After brunch and an extended visit with the Houghton students I wandered back up the hill toward the labyrinth and walked it very mindfully. I really tried to stay in the moment and be cognizant of what I was doing. After my contemplative walk I took a nap on one of the benches near the labyrinth. I had a sense of peace as I walked and later drove down from the Mountain. Merton’s prayer was with me as I walked and it continues to be with me at times. “My Lord God I have no idea where I am going. I do not see the road ahead…” Yet, I continue to walk the road which much like the labyrinth continues to twist and turn.
Those are my thoughts this day and into the night. I’m looking forward to working with the students again this week. I’m surprised and challenged by their excitement. I’m challenged by the graduate classes I’m involved with at St. Bonaventure too. I cannot imagine a schedule that could be more full. I’m almost overwhelmed at times.
This is a picture I took with my Motorola RazR when I was in the St. Bonaventure University Chapel last night for the Feast of St. Bonaventure. Although a picture can’t really capture my own emotions, it can convey a sense of what we experienced last night. I was lovely and a moment that I’ll cherish. I felt so blessed to be in the company of so many other Franciscans.

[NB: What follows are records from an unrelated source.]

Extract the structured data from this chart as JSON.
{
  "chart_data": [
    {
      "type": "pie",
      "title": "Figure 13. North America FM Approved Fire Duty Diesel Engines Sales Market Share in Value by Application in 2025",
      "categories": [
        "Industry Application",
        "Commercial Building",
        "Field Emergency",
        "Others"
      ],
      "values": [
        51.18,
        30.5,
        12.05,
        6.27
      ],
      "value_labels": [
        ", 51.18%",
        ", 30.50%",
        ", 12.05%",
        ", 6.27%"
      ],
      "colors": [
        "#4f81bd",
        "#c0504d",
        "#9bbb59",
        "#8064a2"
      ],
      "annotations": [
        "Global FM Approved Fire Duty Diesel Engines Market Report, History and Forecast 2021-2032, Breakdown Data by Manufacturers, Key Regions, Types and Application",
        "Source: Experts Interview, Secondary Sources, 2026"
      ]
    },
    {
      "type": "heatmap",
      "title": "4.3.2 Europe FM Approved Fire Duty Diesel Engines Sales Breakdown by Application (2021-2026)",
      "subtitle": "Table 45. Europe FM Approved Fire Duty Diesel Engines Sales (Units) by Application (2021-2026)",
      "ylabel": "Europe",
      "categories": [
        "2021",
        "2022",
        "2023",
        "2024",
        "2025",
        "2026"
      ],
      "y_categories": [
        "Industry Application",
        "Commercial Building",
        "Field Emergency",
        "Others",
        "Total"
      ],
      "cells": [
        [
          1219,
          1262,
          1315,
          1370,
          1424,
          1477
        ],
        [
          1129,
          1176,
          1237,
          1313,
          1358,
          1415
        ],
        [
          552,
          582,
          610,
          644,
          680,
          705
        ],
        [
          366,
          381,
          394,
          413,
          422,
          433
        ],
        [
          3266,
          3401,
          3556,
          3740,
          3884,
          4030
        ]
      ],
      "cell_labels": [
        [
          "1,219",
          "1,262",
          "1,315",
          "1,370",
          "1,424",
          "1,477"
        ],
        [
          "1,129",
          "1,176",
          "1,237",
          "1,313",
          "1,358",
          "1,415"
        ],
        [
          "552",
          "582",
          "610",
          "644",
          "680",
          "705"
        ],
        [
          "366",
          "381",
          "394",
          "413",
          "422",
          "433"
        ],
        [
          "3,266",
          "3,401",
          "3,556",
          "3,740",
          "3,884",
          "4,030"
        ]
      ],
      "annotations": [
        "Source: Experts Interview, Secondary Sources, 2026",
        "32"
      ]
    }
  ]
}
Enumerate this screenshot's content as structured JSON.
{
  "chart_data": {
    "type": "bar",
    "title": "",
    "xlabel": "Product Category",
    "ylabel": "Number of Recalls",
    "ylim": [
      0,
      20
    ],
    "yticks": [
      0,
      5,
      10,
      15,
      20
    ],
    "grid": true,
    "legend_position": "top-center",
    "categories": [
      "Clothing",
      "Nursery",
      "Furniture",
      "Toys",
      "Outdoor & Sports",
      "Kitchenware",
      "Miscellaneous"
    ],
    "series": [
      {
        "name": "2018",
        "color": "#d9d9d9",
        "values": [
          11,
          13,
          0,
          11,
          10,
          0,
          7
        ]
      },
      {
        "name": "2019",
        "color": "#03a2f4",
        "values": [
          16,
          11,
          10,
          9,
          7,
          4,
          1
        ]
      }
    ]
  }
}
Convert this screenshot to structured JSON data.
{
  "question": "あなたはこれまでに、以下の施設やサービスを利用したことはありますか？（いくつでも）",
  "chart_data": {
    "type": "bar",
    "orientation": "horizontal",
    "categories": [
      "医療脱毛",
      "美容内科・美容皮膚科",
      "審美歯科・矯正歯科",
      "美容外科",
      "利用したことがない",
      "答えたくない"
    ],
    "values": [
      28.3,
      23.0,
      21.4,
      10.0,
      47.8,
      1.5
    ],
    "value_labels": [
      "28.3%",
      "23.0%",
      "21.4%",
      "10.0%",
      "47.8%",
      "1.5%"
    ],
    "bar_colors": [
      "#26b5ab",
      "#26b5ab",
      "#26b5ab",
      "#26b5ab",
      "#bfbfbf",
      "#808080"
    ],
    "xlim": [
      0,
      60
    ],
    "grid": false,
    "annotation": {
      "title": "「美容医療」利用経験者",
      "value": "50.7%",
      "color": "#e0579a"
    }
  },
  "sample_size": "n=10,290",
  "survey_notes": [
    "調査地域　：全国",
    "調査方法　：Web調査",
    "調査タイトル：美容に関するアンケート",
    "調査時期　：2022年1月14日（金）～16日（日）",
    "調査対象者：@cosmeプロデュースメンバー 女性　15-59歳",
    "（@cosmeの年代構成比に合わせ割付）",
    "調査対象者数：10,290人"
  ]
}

As we closed the Mass last night all voices were raised singing.
All creatures of our God and King
Lift up your voice and with us sing,
Thou burning sun with golden beam,
Thou silver moon with softer gleam!
Oh Praise Him! Oh Praise Him!
Alleluia! Alleluia! Alleluia!
Tonight memory was at flood tide as I drove to Olean, New York along with my wife and daughter. We were going to have dinner somewhere in Olean and then drive to St. Bonaventure University.
I remember watching St. Bonaventure led by Bob Lanier defeat the Purdue Boilermakers in the 1969 Holiday Festival in Madison Square Garden. I sat with my father and brother in our family room and watched the game on our black and white television. Mr. Lanier scored fifty points that night and put St. Bonaventure on the map that year. Bonaventure up ended the favorite, Purdue which was led by All-American Rick Mount. Purdue’s center who was called the “Big Dog” told New York papers that he was going to take the “Big Cat” from St. Bonaventure to the cleaners that night. The reverse happened and Bob Lanier went on to become the MVP of that year’s ECAC Holiday Festival.
Bob Lanier returned to Olean and St. Bonaventure today and tonight to dedicate the new basketball floor at the Reilly Center that is named in his honor. In 1969 and early 1970 New York’s southern tier was talking proud. St. Bonaventure University Men’s basketball team led by Bob Lanier had advanced to the NCAA finals. Names like Billy Kalbaugh, Matt Gantt, Greg Gary and Paul Hoffman and others filled newspapers and the airwaves. These guys were heroes to a seventeen year old boy who loved the game of basketball.
After dinner at Attards on North Union Street in Olean we drove to the St. Bonaventure Campus and walked into the Reilly Center a bit late but arriving in time to see Bob Lanier signing autographs and the current St. Bona’s squad scrimmaging. It was great to see my childhood hero in person again. My daughter marveled at the height and stature of Mr. Lanier. My wife and I recalled the memories of our childhood and the memories of the spring of 1970 when a group of young men captured the hearts and minds of thousands of fans in Western New York.